Business community welcomes Gary, expecting he'll follow Neall's path


It's no secret the business community loves Robert R. Neall. They love the Anne Arundel county executive for his fiscal conservatism, privatization of government and pro-business attitude.

So, it comes as no surprise that business leaders are rejoicing over the election of John G. Gary, whom many believe will continue Mr. Neall's policies.

"Everything Bobby wanted to do couldn't be accomplished in four years," said George C. Shenk Jr., president of Whitmore Printing in Annapolis. "This will give John Gary the opportunity to continue with that same game plan."

Mr. Gary named Mr. Shenk to head his transition team yesterday.

During the election, both Mr. Gary, a Republican, and Democratic challenger Theodore J. Sophocleus, touted their qualifications to manage the county's $711 million budget.

Though both cited their business backgrounds and pro-business records in the legislature, business leaders yesterday said they had more confidence in Mr. Gary.

"He had Bob Neall's endorsement. That made the difference," said Cynthia McBride, the incoming president of the Greater Annapolis Chamber of Commerce.

"I don't think John Gary will make a lot of changes from Bobby Neall," she added. "I don't imagine big great programs, which is great."

Mr. Neall and Mr. Gary have been political allies for 20 years. Mr. Gary helped Mr. Neall win his first run for the state House of Delegates in 1974.

Eight years later they ran for House seats and were elected on the same ticket. In 1986, Mr. Gary succeeded Mr. Neall on the House Appropriations Committee, where he earned a reputation a fiscal conservative.

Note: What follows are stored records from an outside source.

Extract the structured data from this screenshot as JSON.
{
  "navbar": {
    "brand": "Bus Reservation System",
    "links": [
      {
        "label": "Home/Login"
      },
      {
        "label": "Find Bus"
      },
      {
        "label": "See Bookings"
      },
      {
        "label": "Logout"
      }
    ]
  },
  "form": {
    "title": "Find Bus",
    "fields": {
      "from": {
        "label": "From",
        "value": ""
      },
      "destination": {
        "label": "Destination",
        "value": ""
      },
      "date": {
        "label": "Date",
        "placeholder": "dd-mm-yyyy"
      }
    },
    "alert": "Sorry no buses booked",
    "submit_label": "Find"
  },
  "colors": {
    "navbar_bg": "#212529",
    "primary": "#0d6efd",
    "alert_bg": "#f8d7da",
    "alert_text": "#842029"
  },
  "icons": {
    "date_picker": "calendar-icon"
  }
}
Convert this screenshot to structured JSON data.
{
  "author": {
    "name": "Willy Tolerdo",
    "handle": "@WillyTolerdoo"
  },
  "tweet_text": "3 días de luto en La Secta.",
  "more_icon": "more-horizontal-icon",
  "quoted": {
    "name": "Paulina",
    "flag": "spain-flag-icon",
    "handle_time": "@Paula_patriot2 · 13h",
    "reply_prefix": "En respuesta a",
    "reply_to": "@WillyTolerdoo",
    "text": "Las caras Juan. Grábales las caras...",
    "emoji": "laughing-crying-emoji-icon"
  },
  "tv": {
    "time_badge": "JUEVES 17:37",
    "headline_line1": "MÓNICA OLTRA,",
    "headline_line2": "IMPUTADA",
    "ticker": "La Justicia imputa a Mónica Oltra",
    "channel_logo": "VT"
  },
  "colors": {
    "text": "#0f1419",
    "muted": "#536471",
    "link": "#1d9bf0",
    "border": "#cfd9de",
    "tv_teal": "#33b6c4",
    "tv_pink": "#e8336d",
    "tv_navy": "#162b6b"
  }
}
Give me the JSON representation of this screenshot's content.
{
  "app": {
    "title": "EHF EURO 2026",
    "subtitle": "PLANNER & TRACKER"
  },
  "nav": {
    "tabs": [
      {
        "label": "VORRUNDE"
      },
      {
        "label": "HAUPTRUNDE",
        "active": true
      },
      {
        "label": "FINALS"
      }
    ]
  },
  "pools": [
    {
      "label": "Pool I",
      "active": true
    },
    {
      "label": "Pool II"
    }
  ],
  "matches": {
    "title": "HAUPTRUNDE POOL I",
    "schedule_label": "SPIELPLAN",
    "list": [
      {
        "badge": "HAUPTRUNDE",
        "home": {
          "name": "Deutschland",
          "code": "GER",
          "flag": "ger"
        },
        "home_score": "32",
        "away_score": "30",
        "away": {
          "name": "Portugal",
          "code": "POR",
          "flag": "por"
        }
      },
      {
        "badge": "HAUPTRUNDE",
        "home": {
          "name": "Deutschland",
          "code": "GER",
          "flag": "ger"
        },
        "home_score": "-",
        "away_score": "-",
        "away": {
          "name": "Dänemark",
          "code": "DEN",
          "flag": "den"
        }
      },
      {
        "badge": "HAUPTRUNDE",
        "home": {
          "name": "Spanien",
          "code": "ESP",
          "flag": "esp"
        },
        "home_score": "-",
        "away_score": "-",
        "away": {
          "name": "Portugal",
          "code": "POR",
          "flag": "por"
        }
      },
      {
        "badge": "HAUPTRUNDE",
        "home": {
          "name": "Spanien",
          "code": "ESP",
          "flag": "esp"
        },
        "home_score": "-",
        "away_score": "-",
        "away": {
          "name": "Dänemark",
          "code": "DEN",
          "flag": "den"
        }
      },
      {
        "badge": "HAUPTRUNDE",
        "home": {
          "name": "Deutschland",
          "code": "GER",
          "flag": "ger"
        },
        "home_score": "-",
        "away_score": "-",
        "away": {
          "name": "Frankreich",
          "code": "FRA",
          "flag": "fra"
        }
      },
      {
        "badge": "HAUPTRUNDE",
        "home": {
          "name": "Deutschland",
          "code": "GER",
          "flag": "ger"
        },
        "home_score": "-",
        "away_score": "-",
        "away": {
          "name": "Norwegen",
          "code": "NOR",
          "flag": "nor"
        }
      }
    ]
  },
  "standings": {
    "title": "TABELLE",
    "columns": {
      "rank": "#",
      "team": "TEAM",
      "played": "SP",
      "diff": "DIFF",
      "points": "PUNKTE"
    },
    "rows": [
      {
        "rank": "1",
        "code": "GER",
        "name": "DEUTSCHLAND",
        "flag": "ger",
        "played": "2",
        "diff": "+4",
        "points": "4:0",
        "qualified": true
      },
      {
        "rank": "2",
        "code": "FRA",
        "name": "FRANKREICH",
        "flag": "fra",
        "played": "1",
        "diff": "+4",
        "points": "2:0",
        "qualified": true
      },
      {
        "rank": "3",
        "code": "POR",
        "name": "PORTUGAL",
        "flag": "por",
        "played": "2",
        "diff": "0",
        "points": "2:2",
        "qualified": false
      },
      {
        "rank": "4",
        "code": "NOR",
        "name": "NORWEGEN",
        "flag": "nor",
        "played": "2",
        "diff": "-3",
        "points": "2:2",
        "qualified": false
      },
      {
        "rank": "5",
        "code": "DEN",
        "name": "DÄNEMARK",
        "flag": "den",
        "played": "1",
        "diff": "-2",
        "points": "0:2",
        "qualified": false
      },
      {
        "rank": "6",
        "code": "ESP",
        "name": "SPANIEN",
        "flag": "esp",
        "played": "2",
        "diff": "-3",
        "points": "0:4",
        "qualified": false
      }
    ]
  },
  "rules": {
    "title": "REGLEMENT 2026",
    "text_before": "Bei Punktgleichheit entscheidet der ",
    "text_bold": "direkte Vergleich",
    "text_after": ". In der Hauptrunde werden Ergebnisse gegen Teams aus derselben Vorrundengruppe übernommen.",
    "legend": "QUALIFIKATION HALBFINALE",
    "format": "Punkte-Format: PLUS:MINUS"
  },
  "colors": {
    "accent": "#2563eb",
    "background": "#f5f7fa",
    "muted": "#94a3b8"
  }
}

A major strike against Mr. Sophocleus in the business community was his 1989 vote to lower the retirement age for elected and appointed officials from 60 to 50. This allowed Mr. Sophocleus to begin drawing benefits when he left the County Council a year later.

"That completely offended the business community," said Richard Morgan, president and chief executive officer of Annapolis National Bank and chairman of the Anne Arundel Trade Council's economic development committee. "Where in the private industry do you get a pension at 50 years old?"

Jeanette D. Wessel, executive vice president of the Trade Council, said, "These cumulative issues made people feel that it was just not the right time for Ted."

With the election over, business leaders say they're already drawing up a wish list. They want a Redskins stadium in Laurel, a conference center in Annapolis, implementation of the Odenton and Parole town plans, privatization of government and minority business development.

"He will expand the Minority Business Enterprise Program," said George Phelps of Phelps Protection Systems and a founding member of the county program. "I think he understands the plight of the African-American businessman. . . . He'll be good because he's a small-businessman."